There is only a fleeting mention of the dreaded counter-insurgent Kuka Parray, and a passing reference to another counter-insurgent who was bestowed a national honour in India. What about the over 300 members of the Jama’at-e-Islami who were killed by counter-insurgency operations in the 1990s? Whose policy was that? And what was the purpose of that policy? There is no mention of the thousands of Kashmiri Muslim families internally displaced in the 1990s who had to leave the towns and migrate to Srinagar to save themselves from the daily torture of the Security Forces in the hinterland.


While Mr Dulat did say that Shabir Ahmad Shah was a ‘wasted opportunity,’ what he misses is that Mr Shah has refused all attempts to bring him into the mainstream, sticking to his demands of a ‘peaceful resolution’ of the Kashmir issue.

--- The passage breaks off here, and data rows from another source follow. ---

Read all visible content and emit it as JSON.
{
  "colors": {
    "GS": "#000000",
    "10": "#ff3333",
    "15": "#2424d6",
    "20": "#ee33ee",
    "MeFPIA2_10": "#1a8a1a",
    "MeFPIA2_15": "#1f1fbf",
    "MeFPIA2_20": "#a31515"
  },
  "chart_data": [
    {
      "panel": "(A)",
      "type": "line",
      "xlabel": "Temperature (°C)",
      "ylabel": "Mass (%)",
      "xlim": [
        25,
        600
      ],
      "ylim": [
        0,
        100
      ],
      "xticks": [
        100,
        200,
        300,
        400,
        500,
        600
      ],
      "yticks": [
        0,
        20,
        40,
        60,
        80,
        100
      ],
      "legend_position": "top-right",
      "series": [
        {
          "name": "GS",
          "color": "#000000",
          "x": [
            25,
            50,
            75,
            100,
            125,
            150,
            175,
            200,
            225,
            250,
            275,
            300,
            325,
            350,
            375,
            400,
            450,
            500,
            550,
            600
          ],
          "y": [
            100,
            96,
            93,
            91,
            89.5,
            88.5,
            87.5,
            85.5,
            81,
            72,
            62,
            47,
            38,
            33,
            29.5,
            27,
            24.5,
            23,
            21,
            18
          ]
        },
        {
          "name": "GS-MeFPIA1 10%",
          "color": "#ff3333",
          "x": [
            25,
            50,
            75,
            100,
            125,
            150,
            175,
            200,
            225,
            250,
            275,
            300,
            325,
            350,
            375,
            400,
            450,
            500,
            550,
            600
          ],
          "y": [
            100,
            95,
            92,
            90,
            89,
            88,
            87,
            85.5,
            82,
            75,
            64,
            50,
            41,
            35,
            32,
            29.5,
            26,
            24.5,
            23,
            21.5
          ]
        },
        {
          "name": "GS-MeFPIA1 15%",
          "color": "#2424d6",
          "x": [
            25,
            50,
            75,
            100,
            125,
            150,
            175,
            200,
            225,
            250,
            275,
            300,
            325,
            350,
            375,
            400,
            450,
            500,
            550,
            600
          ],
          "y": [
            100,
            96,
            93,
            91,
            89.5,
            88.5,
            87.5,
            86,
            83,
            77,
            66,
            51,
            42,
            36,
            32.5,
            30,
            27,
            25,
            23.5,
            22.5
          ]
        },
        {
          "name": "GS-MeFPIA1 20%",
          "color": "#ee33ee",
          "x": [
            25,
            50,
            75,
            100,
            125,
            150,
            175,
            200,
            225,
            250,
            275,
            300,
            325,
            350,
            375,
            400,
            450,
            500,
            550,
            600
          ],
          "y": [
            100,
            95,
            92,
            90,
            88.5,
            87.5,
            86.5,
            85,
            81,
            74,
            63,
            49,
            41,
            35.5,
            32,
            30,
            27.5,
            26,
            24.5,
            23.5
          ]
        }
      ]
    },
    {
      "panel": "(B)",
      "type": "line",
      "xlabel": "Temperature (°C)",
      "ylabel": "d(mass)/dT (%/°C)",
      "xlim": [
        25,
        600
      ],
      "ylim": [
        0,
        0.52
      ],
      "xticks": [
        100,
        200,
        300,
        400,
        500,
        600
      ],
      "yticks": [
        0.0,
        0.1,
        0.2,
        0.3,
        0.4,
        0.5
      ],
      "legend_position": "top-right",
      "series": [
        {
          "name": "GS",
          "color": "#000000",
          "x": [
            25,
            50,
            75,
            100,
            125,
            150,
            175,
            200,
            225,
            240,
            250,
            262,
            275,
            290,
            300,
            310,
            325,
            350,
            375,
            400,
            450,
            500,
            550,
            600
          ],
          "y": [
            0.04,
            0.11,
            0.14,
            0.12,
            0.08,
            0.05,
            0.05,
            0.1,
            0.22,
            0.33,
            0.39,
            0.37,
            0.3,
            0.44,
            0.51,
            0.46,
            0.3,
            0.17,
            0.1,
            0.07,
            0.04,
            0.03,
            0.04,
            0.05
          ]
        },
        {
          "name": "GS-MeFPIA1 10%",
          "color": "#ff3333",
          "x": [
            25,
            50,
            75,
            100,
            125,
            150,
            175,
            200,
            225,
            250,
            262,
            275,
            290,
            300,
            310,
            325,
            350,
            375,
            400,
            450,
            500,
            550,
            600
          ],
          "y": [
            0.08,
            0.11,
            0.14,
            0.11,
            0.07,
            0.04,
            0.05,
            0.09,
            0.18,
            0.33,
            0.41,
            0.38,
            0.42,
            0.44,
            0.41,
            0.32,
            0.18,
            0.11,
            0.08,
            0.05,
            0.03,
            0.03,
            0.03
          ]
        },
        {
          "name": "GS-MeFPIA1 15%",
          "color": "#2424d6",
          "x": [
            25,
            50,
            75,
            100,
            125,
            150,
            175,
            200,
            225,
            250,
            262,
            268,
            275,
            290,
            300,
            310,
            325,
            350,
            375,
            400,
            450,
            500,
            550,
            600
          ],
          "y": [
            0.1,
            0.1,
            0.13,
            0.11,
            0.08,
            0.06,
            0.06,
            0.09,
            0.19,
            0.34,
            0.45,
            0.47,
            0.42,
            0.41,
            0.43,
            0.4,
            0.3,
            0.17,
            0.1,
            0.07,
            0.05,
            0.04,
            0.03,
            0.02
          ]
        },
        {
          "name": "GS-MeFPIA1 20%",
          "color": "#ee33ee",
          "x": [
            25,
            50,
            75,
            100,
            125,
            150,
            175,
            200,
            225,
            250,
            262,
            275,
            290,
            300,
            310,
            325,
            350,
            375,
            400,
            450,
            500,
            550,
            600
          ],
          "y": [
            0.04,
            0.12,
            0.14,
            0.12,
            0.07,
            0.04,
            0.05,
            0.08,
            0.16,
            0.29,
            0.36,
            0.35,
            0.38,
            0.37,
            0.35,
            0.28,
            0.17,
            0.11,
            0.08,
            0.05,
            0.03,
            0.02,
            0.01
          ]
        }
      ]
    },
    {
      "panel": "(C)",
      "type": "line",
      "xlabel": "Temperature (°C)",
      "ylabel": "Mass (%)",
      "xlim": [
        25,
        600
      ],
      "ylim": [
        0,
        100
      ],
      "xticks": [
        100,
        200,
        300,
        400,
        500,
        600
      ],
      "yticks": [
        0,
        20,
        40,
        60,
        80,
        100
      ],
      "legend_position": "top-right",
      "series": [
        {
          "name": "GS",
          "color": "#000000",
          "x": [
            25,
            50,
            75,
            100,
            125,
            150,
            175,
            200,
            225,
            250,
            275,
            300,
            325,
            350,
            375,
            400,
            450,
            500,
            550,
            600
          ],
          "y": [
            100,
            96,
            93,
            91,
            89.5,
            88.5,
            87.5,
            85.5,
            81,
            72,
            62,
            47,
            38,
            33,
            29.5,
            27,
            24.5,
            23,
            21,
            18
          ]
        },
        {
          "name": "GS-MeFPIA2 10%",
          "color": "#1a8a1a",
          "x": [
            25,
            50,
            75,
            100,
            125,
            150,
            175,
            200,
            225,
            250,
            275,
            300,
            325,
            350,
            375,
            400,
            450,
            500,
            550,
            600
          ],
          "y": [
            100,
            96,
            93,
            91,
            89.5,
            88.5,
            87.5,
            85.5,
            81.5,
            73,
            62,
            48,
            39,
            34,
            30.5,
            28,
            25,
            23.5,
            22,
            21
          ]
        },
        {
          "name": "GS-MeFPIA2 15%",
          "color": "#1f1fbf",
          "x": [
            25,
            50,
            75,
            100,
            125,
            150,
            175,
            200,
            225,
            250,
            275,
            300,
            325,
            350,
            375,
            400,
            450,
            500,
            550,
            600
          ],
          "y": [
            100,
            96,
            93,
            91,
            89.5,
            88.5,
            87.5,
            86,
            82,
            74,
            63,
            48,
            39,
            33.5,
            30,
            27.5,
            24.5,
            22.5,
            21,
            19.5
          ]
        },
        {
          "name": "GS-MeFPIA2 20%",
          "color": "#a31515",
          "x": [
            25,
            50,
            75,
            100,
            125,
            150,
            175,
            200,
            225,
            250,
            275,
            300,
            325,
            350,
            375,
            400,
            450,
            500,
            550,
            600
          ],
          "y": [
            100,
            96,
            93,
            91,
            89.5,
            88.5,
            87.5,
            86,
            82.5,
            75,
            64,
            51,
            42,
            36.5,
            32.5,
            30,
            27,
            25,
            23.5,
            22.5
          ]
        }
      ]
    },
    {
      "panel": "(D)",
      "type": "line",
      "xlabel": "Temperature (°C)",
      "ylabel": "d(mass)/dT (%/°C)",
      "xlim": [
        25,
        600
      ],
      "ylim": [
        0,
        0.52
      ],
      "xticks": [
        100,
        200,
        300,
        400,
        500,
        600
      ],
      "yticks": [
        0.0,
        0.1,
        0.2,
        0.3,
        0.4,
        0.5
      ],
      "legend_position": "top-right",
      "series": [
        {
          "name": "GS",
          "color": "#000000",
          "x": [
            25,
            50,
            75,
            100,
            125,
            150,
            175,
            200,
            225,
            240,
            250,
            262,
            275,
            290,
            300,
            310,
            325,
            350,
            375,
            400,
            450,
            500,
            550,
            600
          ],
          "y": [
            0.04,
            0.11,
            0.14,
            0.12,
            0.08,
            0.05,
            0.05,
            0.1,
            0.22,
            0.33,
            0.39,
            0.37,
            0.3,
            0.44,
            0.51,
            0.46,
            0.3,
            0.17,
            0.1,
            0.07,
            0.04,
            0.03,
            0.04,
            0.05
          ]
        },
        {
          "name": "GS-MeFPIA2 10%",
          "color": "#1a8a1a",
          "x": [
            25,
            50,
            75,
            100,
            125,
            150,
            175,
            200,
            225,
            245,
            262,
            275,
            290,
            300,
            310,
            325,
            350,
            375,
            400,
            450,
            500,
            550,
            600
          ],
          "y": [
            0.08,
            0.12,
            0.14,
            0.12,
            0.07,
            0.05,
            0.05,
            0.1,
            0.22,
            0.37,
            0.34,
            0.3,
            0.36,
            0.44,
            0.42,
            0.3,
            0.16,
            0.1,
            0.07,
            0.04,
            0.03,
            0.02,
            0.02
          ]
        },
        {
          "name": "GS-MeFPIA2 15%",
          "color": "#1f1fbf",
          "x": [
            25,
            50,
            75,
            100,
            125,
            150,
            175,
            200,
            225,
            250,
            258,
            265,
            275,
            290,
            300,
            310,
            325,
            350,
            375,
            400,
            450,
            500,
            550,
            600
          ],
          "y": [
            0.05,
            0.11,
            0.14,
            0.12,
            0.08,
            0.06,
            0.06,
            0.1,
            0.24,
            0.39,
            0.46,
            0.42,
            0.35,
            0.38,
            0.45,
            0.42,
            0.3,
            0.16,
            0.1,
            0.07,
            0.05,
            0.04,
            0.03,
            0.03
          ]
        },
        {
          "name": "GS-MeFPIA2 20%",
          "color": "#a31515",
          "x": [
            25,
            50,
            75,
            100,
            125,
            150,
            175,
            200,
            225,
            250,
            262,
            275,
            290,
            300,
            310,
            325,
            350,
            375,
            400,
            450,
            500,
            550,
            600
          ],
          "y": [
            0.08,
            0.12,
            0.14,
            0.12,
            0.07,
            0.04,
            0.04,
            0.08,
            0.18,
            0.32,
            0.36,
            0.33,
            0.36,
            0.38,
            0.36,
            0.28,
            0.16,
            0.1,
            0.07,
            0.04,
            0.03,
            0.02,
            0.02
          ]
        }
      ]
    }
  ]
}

Yes, Mr Shah may have become jaded, weak, and aged, but he has done so on the ‘other’ side of history, a side Mr Dulat does not take kindly to.


And what about the only leader he has never met, Syed Ali Geelani? He makes no mention of why he did not meet him, or was it that Mr Geelani consistently refused to meet him? His reference to Mr Geelani as a ‘nuisance’ is a pitiful assessment coming from someone who was the head of India’s intelligence services. There is much more to the political opinion that Mr Geelani represents.


And we could do without the patronising tone towards the end, when Mr Dulat recommends that Omar Abdullah, Mirwaiz Umar Farooq, Sajad Lone, and Mehbooba Mufti should get together and form a government. If wishes were horses, beggars would ride, Mr Dulat. Perhaps, unwittingly, Mr Dulat just reinforces the belief among Kashmiris that ‘India’ gets what it wants in Kashmir by coercion, and his open attempt at promoting hereditary politics in an era when it should have been ending is quite condescending.


Mr Dulat uses all sorts of epithets for Kashmiris while describing their character, calling them ‘hypocrites’ and ‘insecure.’ And he openly claims that most leaders in Kashmir have been ‘bought and sold’ at some point of time, something that has come into the open recently, with a leader claiming that ‘it has been done since 1947.’


He ends his book by quoting Agha Ashraf Ali who, he says, told him: “you were sent to disrupt the movement… and you did so in the most gentle way.” A completely wrong assessment. A certain Ajit Doval, a junior to Mr Dulat, and currently the National Security Adviser, recently paid a visit to Kashmir. His agenda: to take stock of a ‘recent spurt in militant activities,’ and ‘an increase in their numbers, especially in South Kashmir.’